Allie did as she was told. The room had once been a classroom, but it had been transformed into a spacious office. The desks had all been removed, leaving only an oak teacher’s desk, which Dom had accessorised with a sleek, black office chair. Three laptops sat side by side on the desktop. A widescreen monitor was mounted on the wall. Four leather chairs Allie thought she recognised from the common room surrounded a round wooden table that might have been harvested from the dining hall. A red Persian rug with a design of gold stars covered the floor.

Allie could hear the faint sound of jazz – the discordant kind, rather than the jolly World War II kind – swirling from hidden speakers.

‘Have a seat.’ Dom pointed at the chairs by the table, but Allie shook her head. She didn’t want to sit down. She wasn’t here for a chat.

‘Please, Dom. If you know something, just tell me.’ She couldn’t keep a pleading note out of her voice. ‘Where is he?’

Behind her glasses, Dom’s eyes were sympathetic. ‘That’s the one thing I don’t know.’

Allie wanted to scream in frustration. It took all her determination to keep her voice steady. ‘What do you know? Is he hurt? Where did you hear him?’

‘I hacked into Nathaniel’s comms system. I’ve been listening to them all night.’ Dom hurried back to her desk and began typing rapidly on one of the laptops. This was the sound Allie had heard from the hallway. ‘His system is well-protected.
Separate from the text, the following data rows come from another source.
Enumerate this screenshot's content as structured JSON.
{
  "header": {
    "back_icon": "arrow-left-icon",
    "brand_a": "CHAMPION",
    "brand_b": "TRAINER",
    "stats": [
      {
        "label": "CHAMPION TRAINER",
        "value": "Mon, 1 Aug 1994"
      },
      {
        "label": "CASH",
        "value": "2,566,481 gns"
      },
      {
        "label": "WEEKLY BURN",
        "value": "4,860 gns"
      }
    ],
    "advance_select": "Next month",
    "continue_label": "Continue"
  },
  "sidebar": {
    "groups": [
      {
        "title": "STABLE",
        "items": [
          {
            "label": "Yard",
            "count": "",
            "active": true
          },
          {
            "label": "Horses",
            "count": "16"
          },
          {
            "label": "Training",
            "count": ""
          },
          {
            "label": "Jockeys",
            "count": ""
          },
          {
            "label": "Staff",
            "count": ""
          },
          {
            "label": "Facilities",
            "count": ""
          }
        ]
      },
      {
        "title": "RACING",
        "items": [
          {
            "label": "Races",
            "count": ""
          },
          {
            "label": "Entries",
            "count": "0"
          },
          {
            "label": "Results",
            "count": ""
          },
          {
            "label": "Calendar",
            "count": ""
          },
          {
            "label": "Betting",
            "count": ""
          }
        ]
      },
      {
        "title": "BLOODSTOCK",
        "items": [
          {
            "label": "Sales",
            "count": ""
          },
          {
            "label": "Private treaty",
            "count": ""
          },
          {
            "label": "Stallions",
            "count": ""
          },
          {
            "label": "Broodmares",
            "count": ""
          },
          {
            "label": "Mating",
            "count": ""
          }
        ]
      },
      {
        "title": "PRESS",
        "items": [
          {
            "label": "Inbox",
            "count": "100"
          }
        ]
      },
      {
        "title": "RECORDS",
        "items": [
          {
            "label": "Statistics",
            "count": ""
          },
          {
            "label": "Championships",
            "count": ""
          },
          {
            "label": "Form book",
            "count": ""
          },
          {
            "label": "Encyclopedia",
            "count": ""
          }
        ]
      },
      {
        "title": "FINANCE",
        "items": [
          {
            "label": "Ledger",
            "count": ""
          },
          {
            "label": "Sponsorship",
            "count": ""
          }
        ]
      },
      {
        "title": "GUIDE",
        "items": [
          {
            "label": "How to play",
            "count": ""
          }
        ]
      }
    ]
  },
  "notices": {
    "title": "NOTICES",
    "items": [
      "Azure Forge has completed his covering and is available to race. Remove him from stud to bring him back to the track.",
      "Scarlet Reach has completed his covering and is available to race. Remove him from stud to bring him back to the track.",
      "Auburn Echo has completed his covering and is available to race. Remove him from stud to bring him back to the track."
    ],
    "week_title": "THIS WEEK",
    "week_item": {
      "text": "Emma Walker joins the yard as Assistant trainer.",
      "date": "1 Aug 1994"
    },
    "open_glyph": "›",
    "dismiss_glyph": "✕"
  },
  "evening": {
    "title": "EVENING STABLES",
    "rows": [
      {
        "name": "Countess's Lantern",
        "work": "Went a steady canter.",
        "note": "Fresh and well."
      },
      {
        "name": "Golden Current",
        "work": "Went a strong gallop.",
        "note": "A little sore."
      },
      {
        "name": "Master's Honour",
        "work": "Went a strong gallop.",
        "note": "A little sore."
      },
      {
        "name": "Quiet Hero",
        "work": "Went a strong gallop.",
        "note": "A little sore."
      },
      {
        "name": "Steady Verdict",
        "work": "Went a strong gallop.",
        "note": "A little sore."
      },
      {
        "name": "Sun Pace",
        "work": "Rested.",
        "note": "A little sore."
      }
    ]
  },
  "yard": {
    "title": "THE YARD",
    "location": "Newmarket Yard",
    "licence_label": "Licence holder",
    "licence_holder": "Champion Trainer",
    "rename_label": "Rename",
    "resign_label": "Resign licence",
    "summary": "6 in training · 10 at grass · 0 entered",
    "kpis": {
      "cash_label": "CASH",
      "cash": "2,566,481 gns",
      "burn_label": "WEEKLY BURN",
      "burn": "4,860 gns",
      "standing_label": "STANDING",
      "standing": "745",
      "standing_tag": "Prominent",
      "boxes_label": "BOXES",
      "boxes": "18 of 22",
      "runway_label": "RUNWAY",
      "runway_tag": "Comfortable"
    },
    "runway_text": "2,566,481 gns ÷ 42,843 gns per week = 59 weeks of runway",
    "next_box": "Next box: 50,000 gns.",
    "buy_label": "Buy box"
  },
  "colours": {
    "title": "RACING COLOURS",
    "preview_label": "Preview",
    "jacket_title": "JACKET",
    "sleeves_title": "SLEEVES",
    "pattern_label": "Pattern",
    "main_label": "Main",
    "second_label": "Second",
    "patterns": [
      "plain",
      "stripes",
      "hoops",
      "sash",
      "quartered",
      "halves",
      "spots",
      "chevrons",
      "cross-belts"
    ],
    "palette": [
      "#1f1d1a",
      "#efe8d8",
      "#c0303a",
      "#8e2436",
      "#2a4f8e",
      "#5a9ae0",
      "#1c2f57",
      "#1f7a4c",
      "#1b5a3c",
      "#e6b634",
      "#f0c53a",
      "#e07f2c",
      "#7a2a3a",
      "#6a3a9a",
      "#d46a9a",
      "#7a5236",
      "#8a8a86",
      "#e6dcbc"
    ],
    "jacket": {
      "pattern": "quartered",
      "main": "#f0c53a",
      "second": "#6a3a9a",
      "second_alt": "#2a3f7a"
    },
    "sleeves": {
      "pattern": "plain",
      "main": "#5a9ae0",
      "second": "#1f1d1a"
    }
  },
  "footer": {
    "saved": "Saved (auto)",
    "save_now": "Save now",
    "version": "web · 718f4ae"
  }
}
His people are very good, but…’ She paused to glance at the monitor. ‘I’m better.’

The jazz disappeared, replaced by a cold voice. ‘Item secured. Team Eight en route. Over.’

The sound crackled but Allie recognised it instantly: Gabe.

Her hands clenched and unclenched at her sides. The last time she saw Gabe he killed Lucinda. It turned her stomach to hear his voice.

It was hard to be here. Hard to know he lived on, while her grandmother’s life was over. But she made herself focus on small things. In the background, she could hear an engine rumbling – a vehicle of some sort – and other voices talking.

Then a second voice replied to Gabe. ‘Copy Team Eight. Gold Command requests verification of condition of item. Over.’

Gabe responded a moment later. ‘Item is conscious and aware. Condition good.’

Time passed. Then the second voice spoke again. ‘Gold Command requests verbal verification from item.’

Allie couldn’t put her finger on it, but something in that voice – a cool, undertone of distaste – told her the person didn’t like Gabe.

There was another long silence, broken suddenly by harsh breathing, and the clunking sound of a microphone being fumbled with.

Gabe spoke from a slight distance. ‘Verify your condition.’

A new voice replied, sardonic; unafraid. ‘How the hell do I do that?’

Allie’s heart leaped. It was Carter. She’d know that voice anywhere.